Entenda por que universidades,
juristas e outros representantes da sociedade civil têm se manifestado contra a
lei que acaba de ser sancionada pelo presidente Evo Morales
Com 681 artigos, o novo Código de Sistema Penal da Bolívia, promulgado em 15
de dezembro de 2017, desencadeou uma onda de protestos em vários setores da
sociedade civil boliviana. Além de conter artigos polêmicos, juristas apontam falhas na descrição da execução
penal, deixando uma grande liberdade de interpretação para a
Justiça e o Ministério Público, sem regras e prazos claros, o que pode ferir os
direitos de ampla defesa e do devido processo legal.
Em paralisações, greves de fome e manifestações, juristas,
médicos e especialistas de diversas áreas apontam incoerências e riscos para
direitos fundamentais e para a democracia. Entenda alguns dos pontos polêmicos.
Criminalização do erro médico (artigo 205)
O artigo 205 criminaliza o erro médico, com
prisão de 2 a 4 anos e multa, se a consequência da suposta negligência forem
lesões graves, e de 3 a 6 anos, se a prática leva à morte. A comunidade médica
acusa o governo de pretender resolver a profunda crise do sistema de saúde do
país – carência de infraestrutura, equipamentos básicos, medicamentos e leitos
– com medidas punitivas, sem propor uma melhoria ao problema real. A
ambiguidade do texto desse artigo, com a consequente insegurança jurídica,
levou a comunidade médica do país a permanecer mais de 40 dias de greve.
Aborto (artigo 157)
O parágrafo V do artigo 157 do novo Código
penal boliviano permite o aborto até a 8ª. semana de gravidez, desde que a
gestante seja estudante ou considerada incapaz civilmente (menor de idade ou
com deficiência que exija o amparo de tutores legais). Até agora, o aborto na
Bolívia era crime, não penalizado apenas em casos de estupro, incesto ou risco
de vida da mãe.
Liberdade religiosa (artigo 88)
O artigo 88 determina a punição de prisão de
7 a 12 anos e reparação econômica (multa) à pessoa que, por si ou por
terceiros, capte, transporte, translade, prive de liberdade, acolha ou receba
pessoas para diversos fins. Entre eles, no número 11 está previsto o
“recrutamento de pessoas para sua participação em organizações religiosas ou de
culto”.
Não só pastores evangélicos e católicos se
levantam contra esse dispositivo. Juristas apontam os riscos para a liberdade
religiosa já que, da forma como está escrito, só o fato de transportar pessoas
para cultos religiosos já seria crime punível pelo artigo.

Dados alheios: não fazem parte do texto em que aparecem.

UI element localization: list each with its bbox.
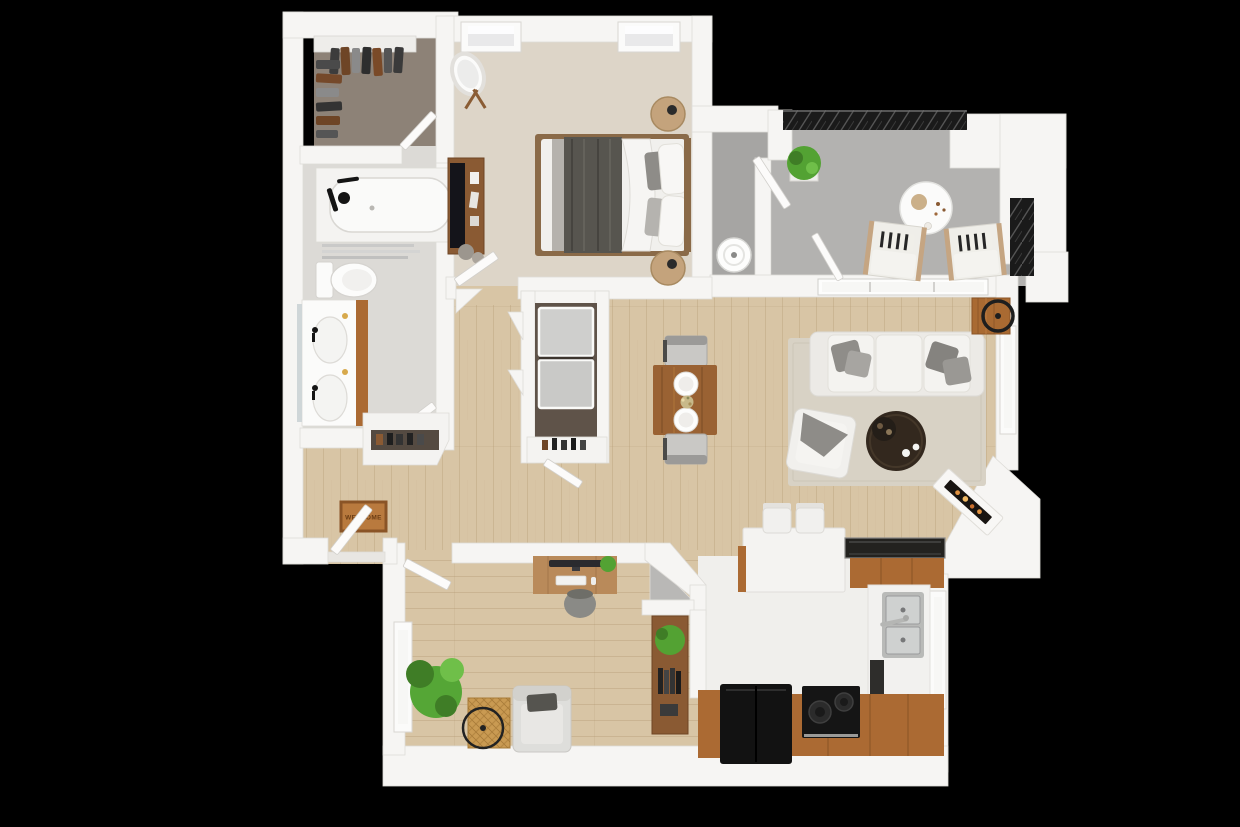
vanity-wood-side — [356, 300, 368, 426]
living-armchair — [785, 407, 857, 479]
wall-bedroom-bottom-a — [446, 277, 456, 299]
wall-bedroom-east — [692, 16, 712, 287]
bedroom-window-1 — [461, 22, 521, 52]
sofa — [810, 332, 984, 396]
shoe-2 — [387, 433, 393, 445]
sink-bottom — [313, 375, 347, 421]
sofa-pillow-right-2 — [942, 356, 972, 386]
sliding-glass-door — [818, 279, 988, 295]
coffee-cup-2 — [913, 444, 920, 451]
faucet-top — [312, 327, 318, 333]
wall-kitchen-west — [690, 610, 706, 698]
kitchen-east-window — [930, 591, 946, 709]
cabinet-left-of-fridge — [698, 690, 720, 758]
dining-chair-top — [663, 336, 707, 366]
nightstand-top — [651, 97, 685, 131]
washer — [539, 308, 593, 356]
desk — [533, 556, 617, 594]
living-east-window — [1000, 326, 1016, 434]
wall-den-closet-bottom — [642, 600, 694, 615]
wall-left-outer — [283, 12, 303, 564]
wall-closet-bedroom — [436, 16, 454, 170]
shoe-1 — [376, 434, 383, 445]
bar-counter-cabinet — [850, 558, 944, 588]
striped-pillow — [955, 231, 993, 253]
tv — [450, 163, 465, 248]
soap-dish-2 — [342, 369, 348, 375]
railing-top-lattice — [783, 110, 967, 130]
soap-dish-1 — [342, 313, 348, 319]
desk-chair — [564, 589, 596, 618]
shoe-3 — [396, 434, 403, 445]
living-side-table — [972, 298, 1013, 334]
toilet — [316, 262, 377, 298]
pillow-white-1 — [658, 143, 687, 195]
dresser-decor-1 — [470, 172, 479, 184]
faucet-bottom — [312, 385, 318, 391]
bar-stool-1 — [763, 503, 791, 533]
dresser-decor-3 — [470, 216, 479, 226]
double-sink — [880, 592, 924, 658]
armchair-pillow — [526, 693, 557, 712]
railing-right-lattice — [1010, 198, 1034, 276]
centerpiece — [681, 396, 694, 409]
bed-sheet-edge — [552, 139, 564, 251]
coffee-table-tray — [872, 417, 896, 441]
round-coffee-table — [866, 411, 926, 471]
dryer — [539, 360, 593, 408]
vanity — [302, 300, 368, 426]
headboard — [684, 138, 691, 252]
shoe-4 — [407, 433, 413, 445]
dining-table — [653, 365, 717, 435]
dining-chair-bottom — [663, 434, 707, 464]
coffee-cup-1 — [902, 449, 910, 457]
sofa-pillow-left-2 — [844, 350, 872, 378]
bathtub — [330, 178, 450, 232]
mouse — [591, 577, 596, 585]
bathroom-mirror — [297, 304, 302, 422]
bar-stool-2 — [796, 503, 824, 533]
desk-plant — [600, 556, 616, 572]
rattan-side-table — [463, 698, 510, 748]
decor-sphere-1 — [458, 244, 474, 260]
shoe-shelf-closet — [363, 413, 449, 465]
kitchen-bottom-run — [698, 684, 944, 764]
laundry-closet — [527, 303, 607, 488]
wall-utility-top — [692, 106, 778, 132]
island-wood-side — [738, 546, 746, 592]
monitor — [549, 560, 603, 567]
pillow-white-2 — [658, 195, 687, 247]
bed — [535, 134, 691, 256]
lounge-chair-left — [863, 221, 927, 282]
bookshelf — [652, 616, 688, 734]
sink-top — [313, 317, 347, 363]
island — [738, 528, 845, 592]
shower-glass-screen — [322, 244, 420, 259]
laundry-storage-shelf — [527, 437, 607, 463]
shelf-decor — [660, 704, 678, 716]
wall-entry-bottom-a — [283, 538, 328, 564]
shoe-5 — [417, 434, 424, 445]
keyboard — [556, 576, 586, 585]
bar-counter — [845, 538, 945, 588]
wall-closet-top — [283, 12, 458, 38]
den-armchair — [513, 686, 571, 752]
bedroom-window-2 — [618, 22, 680, 52]
floor-plan-image: WELCOME — [0, 0, 1240, 827]
range — [802, 686, 860, 738]
wall-closet-bottom — [300, 146, 402, 164]
tub-drain — [370, 206, 375, 211]
lounge-chair-right — [944, 223, 1007, 281]
potted-plant — [787, 146, 821, 181]
nightstand-bottom — [651, 251, 685, 285]
dresser-with-tv — [448, 158, 484, 254]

Liberdade de informação (artigos 309, 310 e
311)
Entre as faltas contra a dignidade, o Código
repete o tratamento penal previsto antes para os delitos de injúria, calúnia e
difamação. A diferença é que, agora, não existe mais a análise prévia que
protegia a liberdade de expressão na atividade jornalística em casos de
acusações injustas contra comunicadores. A utilização de meios de comunicação
para esses delitos aparece agora, no novo Código de Sistema Penal boliviano,
como um dos agravantes desses delitos, impedindo o processo legal previsto na
Lei de Imprensa boliviana.
Até então, para respeitar a liberdade de
informação e de expressão, sem deixar de punir abusos, a lei boliviana
estabelecia um foro especial quando um jornalista ou comunicador era acusado de
algum ilícito relacionado à honra de alguém – um juiz organizava o processo,
mas quem ditava a sentença era um júri de 20 pessoas eleitas pela comunidade.
Com o novo Código, como a interpretação é ampla, qualquer informação que
incomode as autoridades poderá ser punida.
Outro ponto criticado na lei é o delito de
“revelação de segredos”. Antes, esse crime consistia em publicar segredos
políticos e militares, relacionados apenas à “segurança do Estado”. Agora, o
entendimento foi ampliado para qualquer revelação de informação, o que, na
prática, pode punir a mera divulgação de dados de utilidade pública. A criação
desse tipo penal também coloca em risco o direito ao sigilo da fonte.